変形性股関節症

 股関節症の主な症状は、関節の痛みと機能障害です。股関節は鼠径部(脚の付け根)にあるので、最初は立ち上がりや歩き始めに脚の付け根に痛みを感じます。変形股関節症の多くは、先天性の股関節脱臼や臼蓋形成不全が原因となっています。
 関節症が進行すると、その痛みが強くなり、場合によっては持続痛(常に痛む)や夜間痛(夜寝ていても痛む)に悩まされることになります。
 一方日常生活では、足の爪切りがやりにくくなったり、靴下が履きにくくなったり、和式トイレ使用や正座が困難になります。また長い時間立ったり歩いたりすることがつらくなりますので、台所仕事などの主婦労働に支障を来たします。階段や車・バスの乗り降りも手すりが必要になります。

原因と病態
 患者さんの多くは女性ですが、その場合原因は発育性股関節形成不全の後遺症や股関節の形成不全といった子供の時の病気や発育障害の後遺症が主なもので股関節症全体の80%といわれています。最近は高齢社会となったため、特に明らかな原因となる病気に罹ったことが無くても年齢とともに股関節症を発症してくることがあります。

予防と治療
 関節は一生に一個しかありませんので、本症と診断されたらまず負担を減らして大事に使うということが大切になります。
初期のうちでしたら、どのような使い方をすると痛みが強くなるか良く自分自身の関節の調子を観察していただき、日常生活と痛みを悪くしない使い方をよくマッチさせることが大切です。痛み止めの薬を使うことも選択肢に入りますが、できれば調子の悪い時やどうしても負担をかけなければならない時に限定して使うほうが良いと思います。またもし過体重があるようでしたらダイエットも考えてください。心理的抵抗がなければ杖の使用もお薦めします。
 一方、痛みがあるとどうしても歩かなくなり筋肉が衰えてしまいますので、できれば水中歩行や水泳(平泳ぎを除く)を週2、3回行っていただくと理想的です。運動療法はその他の方法もありますが、運動療法はどうしても疼痛を誘発してしまう可能性がありますので、慎重に始めて徐々に強度を高めていくことがポイントです。
 これらの保存療法でも症状が取れない場合は手術療法を考えます。初期のうちでしたら自分の骨を生かして行う骨切り術の適応ですし、関節の変形がすすんでいる場合は、人工股関節手術の適応となります。

 

 先天性股関節脱臼のような先天性疾患にて手術などで症状があらわれた場合は、手術などで症状が現れた日を初診日とします。

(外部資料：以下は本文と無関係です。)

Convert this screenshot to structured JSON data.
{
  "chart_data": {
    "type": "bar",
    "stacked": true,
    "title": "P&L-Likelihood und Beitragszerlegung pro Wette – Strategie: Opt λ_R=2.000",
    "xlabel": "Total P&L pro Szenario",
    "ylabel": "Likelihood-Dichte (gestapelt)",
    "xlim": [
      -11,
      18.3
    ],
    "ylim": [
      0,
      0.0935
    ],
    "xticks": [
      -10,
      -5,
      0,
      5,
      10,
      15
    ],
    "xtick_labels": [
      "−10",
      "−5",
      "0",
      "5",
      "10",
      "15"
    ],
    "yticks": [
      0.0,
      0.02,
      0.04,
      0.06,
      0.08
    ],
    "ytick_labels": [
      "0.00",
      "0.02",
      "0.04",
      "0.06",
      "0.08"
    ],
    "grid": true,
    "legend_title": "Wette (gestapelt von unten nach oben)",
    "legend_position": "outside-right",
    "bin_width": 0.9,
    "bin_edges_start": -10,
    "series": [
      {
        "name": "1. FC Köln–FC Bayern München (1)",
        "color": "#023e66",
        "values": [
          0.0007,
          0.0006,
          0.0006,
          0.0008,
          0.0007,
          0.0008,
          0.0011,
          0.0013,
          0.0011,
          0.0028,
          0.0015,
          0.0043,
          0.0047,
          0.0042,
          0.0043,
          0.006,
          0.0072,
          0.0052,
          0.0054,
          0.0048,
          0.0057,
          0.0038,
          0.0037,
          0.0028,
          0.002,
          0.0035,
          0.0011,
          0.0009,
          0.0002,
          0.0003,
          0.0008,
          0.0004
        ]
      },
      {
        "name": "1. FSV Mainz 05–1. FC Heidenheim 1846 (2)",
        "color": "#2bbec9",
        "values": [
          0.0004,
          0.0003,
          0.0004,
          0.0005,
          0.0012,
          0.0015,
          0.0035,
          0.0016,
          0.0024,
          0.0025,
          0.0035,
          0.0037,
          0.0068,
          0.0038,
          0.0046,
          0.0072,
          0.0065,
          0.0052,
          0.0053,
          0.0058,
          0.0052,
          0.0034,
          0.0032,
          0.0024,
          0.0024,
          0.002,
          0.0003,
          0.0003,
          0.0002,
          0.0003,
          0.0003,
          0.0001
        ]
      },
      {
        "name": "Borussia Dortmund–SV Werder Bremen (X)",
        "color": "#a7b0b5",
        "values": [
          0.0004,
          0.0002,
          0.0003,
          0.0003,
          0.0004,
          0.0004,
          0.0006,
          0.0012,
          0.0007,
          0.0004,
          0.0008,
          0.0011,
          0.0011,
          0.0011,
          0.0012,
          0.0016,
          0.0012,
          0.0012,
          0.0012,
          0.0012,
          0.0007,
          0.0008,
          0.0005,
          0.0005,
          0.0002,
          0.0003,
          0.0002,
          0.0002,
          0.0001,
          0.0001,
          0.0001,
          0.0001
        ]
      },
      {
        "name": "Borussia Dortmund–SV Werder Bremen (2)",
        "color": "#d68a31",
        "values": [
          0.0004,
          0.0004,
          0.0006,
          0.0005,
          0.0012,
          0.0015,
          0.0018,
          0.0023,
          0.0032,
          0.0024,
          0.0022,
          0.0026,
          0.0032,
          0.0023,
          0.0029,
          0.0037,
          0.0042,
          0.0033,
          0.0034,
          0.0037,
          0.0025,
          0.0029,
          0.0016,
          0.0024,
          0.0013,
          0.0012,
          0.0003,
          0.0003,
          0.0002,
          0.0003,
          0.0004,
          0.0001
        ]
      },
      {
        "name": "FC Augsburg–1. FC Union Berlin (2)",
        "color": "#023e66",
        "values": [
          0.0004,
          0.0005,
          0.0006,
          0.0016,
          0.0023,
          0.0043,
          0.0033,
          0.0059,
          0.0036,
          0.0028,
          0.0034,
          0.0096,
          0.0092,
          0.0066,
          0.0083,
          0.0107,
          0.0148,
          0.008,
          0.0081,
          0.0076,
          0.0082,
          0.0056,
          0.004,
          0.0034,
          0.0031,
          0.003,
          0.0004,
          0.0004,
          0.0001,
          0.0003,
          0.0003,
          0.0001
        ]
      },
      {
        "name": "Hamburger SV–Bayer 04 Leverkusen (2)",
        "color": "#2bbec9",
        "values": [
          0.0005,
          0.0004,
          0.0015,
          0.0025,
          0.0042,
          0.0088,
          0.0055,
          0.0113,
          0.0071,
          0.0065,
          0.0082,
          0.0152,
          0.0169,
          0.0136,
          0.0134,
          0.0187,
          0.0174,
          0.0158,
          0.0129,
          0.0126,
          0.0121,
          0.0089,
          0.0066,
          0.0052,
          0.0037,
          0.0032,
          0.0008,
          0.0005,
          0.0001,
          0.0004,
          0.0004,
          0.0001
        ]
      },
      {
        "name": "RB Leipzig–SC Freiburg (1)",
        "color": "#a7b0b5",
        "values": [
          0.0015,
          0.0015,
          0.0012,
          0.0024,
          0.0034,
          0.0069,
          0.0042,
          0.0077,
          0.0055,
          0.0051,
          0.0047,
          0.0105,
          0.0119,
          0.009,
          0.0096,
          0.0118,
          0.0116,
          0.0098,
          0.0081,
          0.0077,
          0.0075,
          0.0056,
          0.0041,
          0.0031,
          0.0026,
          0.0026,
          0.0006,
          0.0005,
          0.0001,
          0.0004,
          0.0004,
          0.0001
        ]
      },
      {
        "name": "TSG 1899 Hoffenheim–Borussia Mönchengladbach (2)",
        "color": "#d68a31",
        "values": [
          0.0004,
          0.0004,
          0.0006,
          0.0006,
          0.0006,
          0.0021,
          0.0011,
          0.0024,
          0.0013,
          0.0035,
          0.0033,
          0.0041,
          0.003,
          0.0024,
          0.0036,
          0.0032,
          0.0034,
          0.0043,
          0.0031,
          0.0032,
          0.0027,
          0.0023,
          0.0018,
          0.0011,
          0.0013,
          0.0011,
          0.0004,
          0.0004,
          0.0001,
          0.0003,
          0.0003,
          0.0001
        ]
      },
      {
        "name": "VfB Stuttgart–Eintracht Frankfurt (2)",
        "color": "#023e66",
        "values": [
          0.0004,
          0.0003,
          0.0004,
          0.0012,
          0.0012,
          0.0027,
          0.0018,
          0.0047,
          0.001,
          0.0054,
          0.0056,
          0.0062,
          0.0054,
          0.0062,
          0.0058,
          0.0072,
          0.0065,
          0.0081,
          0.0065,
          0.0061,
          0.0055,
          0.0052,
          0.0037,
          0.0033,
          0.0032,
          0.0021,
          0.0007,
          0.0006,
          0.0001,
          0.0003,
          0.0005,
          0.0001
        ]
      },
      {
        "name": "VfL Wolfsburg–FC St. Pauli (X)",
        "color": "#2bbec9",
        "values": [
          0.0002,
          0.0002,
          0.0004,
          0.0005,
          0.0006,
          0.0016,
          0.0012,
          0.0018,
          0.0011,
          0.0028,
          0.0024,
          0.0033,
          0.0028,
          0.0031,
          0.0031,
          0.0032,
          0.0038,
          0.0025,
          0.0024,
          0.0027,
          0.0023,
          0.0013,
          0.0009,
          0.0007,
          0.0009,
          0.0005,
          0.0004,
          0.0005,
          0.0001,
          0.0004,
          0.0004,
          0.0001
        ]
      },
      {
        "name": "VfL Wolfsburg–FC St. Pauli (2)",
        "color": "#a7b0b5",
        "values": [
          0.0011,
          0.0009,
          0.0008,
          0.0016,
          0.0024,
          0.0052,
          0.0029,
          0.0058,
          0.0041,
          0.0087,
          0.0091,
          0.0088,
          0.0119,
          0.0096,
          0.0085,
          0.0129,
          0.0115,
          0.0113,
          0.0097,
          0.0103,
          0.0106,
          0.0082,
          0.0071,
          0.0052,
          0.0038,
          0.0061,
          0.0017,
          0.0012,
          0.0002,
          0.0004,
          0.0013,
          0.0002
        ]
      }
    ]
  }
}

 変形股関節症の初診日の審査は厳しく行われています。具体的には診断書、病歴就労状況等申立書以外に「障害年金の初診日に関する調査票」の提出も求められることとなります。

 幼少時に脱臼等があり、変形性股関節症と診断されていた場合でも、その後自覚症状などがなく、小中学校の体育の時間なども普通に行っていた。その後30代や40代になり突如関節が痛くなるような症状が出た場合には、先天性として審査されないことが多くあります。つまり、30代40代になって初めて医師の診断を受けた日が初診日としてみなされることになるのです。

 肢体の障害の中には、変形性股関節症など先天性を疑われるものがあります。
 人工股関節を装着した場合は原則として障害等級3級となりますが、実際には大人になって働きはじめた以降に初診日がありにもかかわらず先天的なものと判断された場合、障害厚生年金の対象ではなくなるために障害年金を受給できなくなってしまいます。申請書類に幼少期からは股関節には問題がなかった旨を示す必要があります。